Japan in the 1980s restricted the share of foreign ownership in various industries. International pressure to end unfair trading practices intensified, led by the US which was concerned about the huge bilateral trade deficit with Japan. Eventually Japan was forced to open up. The trade system came out of that dispute in a much stronger fashion once a deal was reached in which Japan took co-responsibility for the international monetary system. There are striking parallels to the situation vis-à-vis China nowadays.
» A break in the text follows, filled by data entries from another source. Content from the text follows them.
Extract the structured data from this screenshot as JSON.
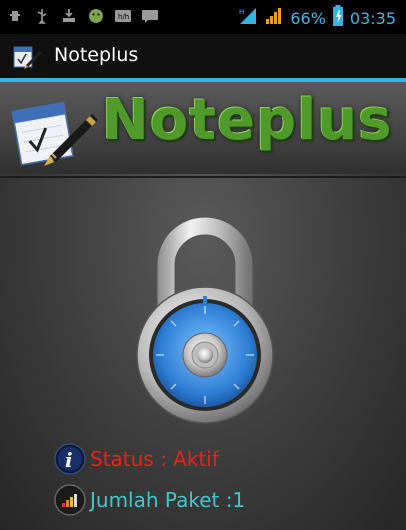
{
  "statusbar": {
    "battery": "66%",
    "time": "03:35",
    "left_icons": [
      "usb-debug-icon",
      "usb-icon",
      "download-icon",
      "android-icon",
      "sim-h-icon",
      "sms-icon"
    ]
  },
  "actionbar": {
    "title": "Noteplus"
  },
  "banner": {
    "title": "Noteplus"
  },
  "info": {
    "status_label": "Status : Aktif",
    "paket_label": "Jumlah Paket :1"
  },
  "colors": {
    "accent": "#33b5e5",
    "status_text": "#e8231c",
    "paket_text": "#3ec8cc",
    "logo_green": "#4f9a2b"
  }
}
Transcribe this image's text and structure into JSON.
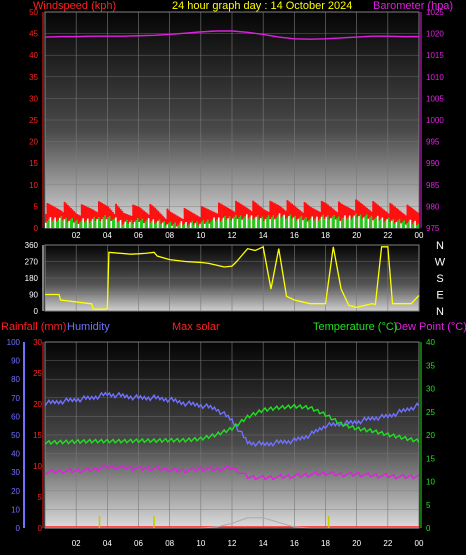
{
  "colors": {
    "background": "#000000",
    "wind_axis": "#ff2020",
    "baro_axis": "#e020e0",
    "title": "#ffff00",
    "direction": "#ffff00",
    "rain": "#ff2020",
    "humidity": "#7070ff",
    "solar": "#ff2020",
    "temperature": "#20e020",
    "dewpoint": "#e020e0",
    "gust": "#ff1010",
    "wind_avg": "#20d020",
    "wind_light": "#ffffff"
  },
  "chart_data": [
    {
      "type": "line",
      "title": "24 hour graph day : 14 October 2024",
      "left_label": "Windspeed (kph)",
      "right_label": "Barometer (hpa)",
      "x_ticks": [
        "02",
        "04",
        "06",
        "08",
        "10",
        "12",
        "14",
        "16",
        "18",
        "20",
        "22",
        "00"
      ],
      "y_left_ticks": [
        "0",
        "5",
        "10",
        "15",
        "20",
        "25",
        "30",
        "35",
        "40",
        "45",
        "50"
      ],
      "y_right_ticks": [
        "975",
        "980",
        "985",
        "990",
        "995",
        "1000",
        "1005",
        "1010",
        "1015",
        "1020",
        "1025"
      ],
      "ylim_left": [
        0,
        50
      ],
      "ylim_right": [
        975,
        1025
      ],
      "x": [
        0,
        1,
        2,
        3,
        4,
        5,
        6,
        7,
        8,
        9,
        10,
        11,
        12,
        13,
        14,
        15,
        16,
        17,
        18,
        19,
        20,
        21,
        22,
        23,
        24
      ],
      "series": [
        {
          "name": "Barometer",
          "axis": "right",
          "values": [
            1019.2,
            1019.3,
            1019.3,
            1019.4,
            1019.4,
            1019.4,
            1019.5,
            1019.6,
            1019.8,
            1020.1,
            1020.4,
            1020.6,
            1020.6,
            1020.3,
            1019.8,
            1019.2,
            1018.8,
            1018.7,
            1018.8,
            1019.0,
            1019.2,
            1019.4,
            1019.4,
            1019.3,
            1019.3
          ]
        },
        {
          "name": "Gust",
          "axis": "left",
          "values": [
            4.5,
            5.0,
            4.0,
            4.8,
            5.2,
            3.5,
            4.6,
            4.2,
            3.0,
            3.4,
            3.8,
            4.6,
            5.0,
            5.2,
            4.8,
            5.4,
            5.0,
            4.6,
            5.2,
            4.8,
            5.4,
            5.0,
            4.6,
            4.2,
            4.0
          ]
        },
        {
          "name": "Average",
          "axis": "left",
          "values": [
            1.8,
            2.2,
            1.5,
            1.9,
            2.5,
            1.2,
            1.8,
            1.6,
            0.9,
            1.0,
            1.2,
            2.0,
            2.4,
            2.6,
            2.2,
            2.8,
            2.4,
            2.0,
            2.6,
            2.2,
            2.8,
            2.4,
            1.8,
            1.4,
            1.2
          ]
        }
      ]
    },
    {
      "type": "line",
      "title": "",
      "y_ticks": [
        "0",
        "90",
        "180",
        "270",
        "360"
      ],
      "ylim": [
        0,
        360
      ],
      "compass": [
        "N",
        "W",
        "S",
        "E",
        "N"
      ],
      "x": [
        0,
        0.9,
        1,
        2.9,
        3,
        3.1,
        4.0,
        4.1,
        5.5,
        6.0,
        6.5,
        7.0,
        7.2,
        8.0,
        9.0,
        10.0,
        10.5,
        11.0,
        11.5,
        12.0,
        12.3,
        12.6,
        13.0,
        13.5,
        14.0,
        14.5,
        15.0,
        15.5,
        16.0,
        17.0,
        18.0,
        18.5,
        19.0,
        19.5,
        20.0,
        21.0,
        21.2,
        21.6,
        22.0,
        22.3,
        23.0,
        23.5,
        24.0
      ],
      "values": [
        90,
        90,
        60,
        40,
        40,
        10,
        10,
        320,
        310,
        312,
        315,
        320,
        300,
        280,
        270,
        265,
        260,
        250,
        240,
        245,
        270,
        300,
        340,
        330,
        350,
        120,
        340,
        80,
        60,
        40,
        40,
        350,
        120,
        30,
        20,
        40,
        35,
        350,
        350,
        40,
        40,
        40,
        85
      ]
    },
    {
      "type": "line",
      "title": "",
      "left_labels": [
        "Rainfall (mm)",
        "Humidity"
      ],
      "center_label": "Max solar",
      "right_labels": [
        "Temperature (°C)",
        "Dew Point (°C)"
      ],
      "x_ticks": [
        "02",
        "04",
        "06",
        "08",
        "10",
        "12",
        "14",
        "16",
        "18",
        "20",
        "22",
        "00"
      ],
      "y_humidity_ticks": [
        "0",
        "10",
        "20",
        "30",
        "40",
        "50",
        "60",
        "70",
        "80",
        "90",
        "100"
      ],
      "y_rain_ticks": [
        "0",
        "5",
        "10",
        "15",
        "20",
        "25",
        "30"
      ],
      "y_temp_ticks": [
        "0",
        "5",
        "10",
        "15",
        "20",
        "25",
        "30",
        "35",
        "40"
      ],
      "ylim_humidity": [
        0,
        100
      ],
      "ylim_rain": [
        0,
        30
      ],
      "ylim_temp": [
        0,
        40
      ],
      "x": [
        0,
        1,
        2,
        3,
        4,
        5,
        6,
        7,
        8,
        9,
        10,
        11,
        12,
        13,
        14,
        15,
        16,
        17,
        18,
        19,
        20,
        21,
        22,
        23,
        24
      ],
      "series": [
        {
          "name": "Humidity",
          "axis": "humidity",
          "values": [
            67,
            68,
            69,
            70,
            72,
            71,
            70,
            70,
            69,
            67,
            66,
            64,
            58,
            46,
            45,
            46,
            47,
            50,
            55,
            56,
            57,
            59,
            60,
            63,
            66
          ]
        },
        {
          "name": "Temperature (°C)",
          "axis": "temp",
          "values": [
            18.5,
            18.6,
            18.7,
            18.8,
            18.8,
            18.8,
            18.9,
            18.9,
            19.0,
            19.0,
            19.3,
            20.2,
            21.5,
            24.0,
            25.5,
            26.0,
            26.3,
            26.0,
            24.5,
            22.5,
            21.5,
            21.0,
            20.2,
            19.5,
            18.8
          ]
        },
        {
          "name": "Dew Point (°C)",
          "axis": "temp",
          "values": [
            12.0,
            12.2,
            12.3,
            12.5,
            13.2,
            13.0,
            12.8,
            12.8,
            12.5,
            12.3,
            12.8,
            12.6,
            13.0,
            11.0,
            10.8,
            11.0,
            11.2,
            11.5,
            11.8,
            11.5,
            11.6,
            11.3,
            11.2,
            11.0,
            11.2
          ]
        },
        {
          "name": "Max solar",
          "axis": "humidity",
          "values": [
            0,
            0,
            0,
            0,
            0,
            0,
            0,
            0,
            0,
            0,
            0,
            0.5,
            2.5,
            5.5,
            5.5,
            3,
            0.5,
            0,
            0,
            0,
            0,
            0,
            0,
            0,
            0
          ]
        }
      ]
    }
  ]
}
Most economic motives for controlling capital movements no longer apply as the incompatible triangle of having free capital flows, exchange rate stability and monetary policy autonomy is resolved by the introduction of the euro. At the same time, national security and crucial infrastructure motives have become more forceful. The political agreement reached on an EU framework for screening foreign direct investment reflects this changed international climate.

It is important that the investment screening proposals on the table do not infringe upon the acquis of free capital flows and adhere to the erga omnes principle. Liberalization of capital movements overall has been a success and it has proven a catalyst for further economic reform and the establishment of the European Economic and Monetary Union (EMU). Economic interests should not be mixed with national security concerns and investment screening should not become an extension of industrial policy.

In parallel with investment screening procedures one could envisage more effective alternatives which would address concerns of both security and reciprocity. The incoming European Commission could focus on the negotiation of a bilateral investment treaty between the EU and China where mutual access rules can be agreed. The political basis could be laid in a EU-China Summit in which state aid rules are also placed on the agenda. This would help ensure that Europe remains open to the outside world and European corporations operate on a level playing field.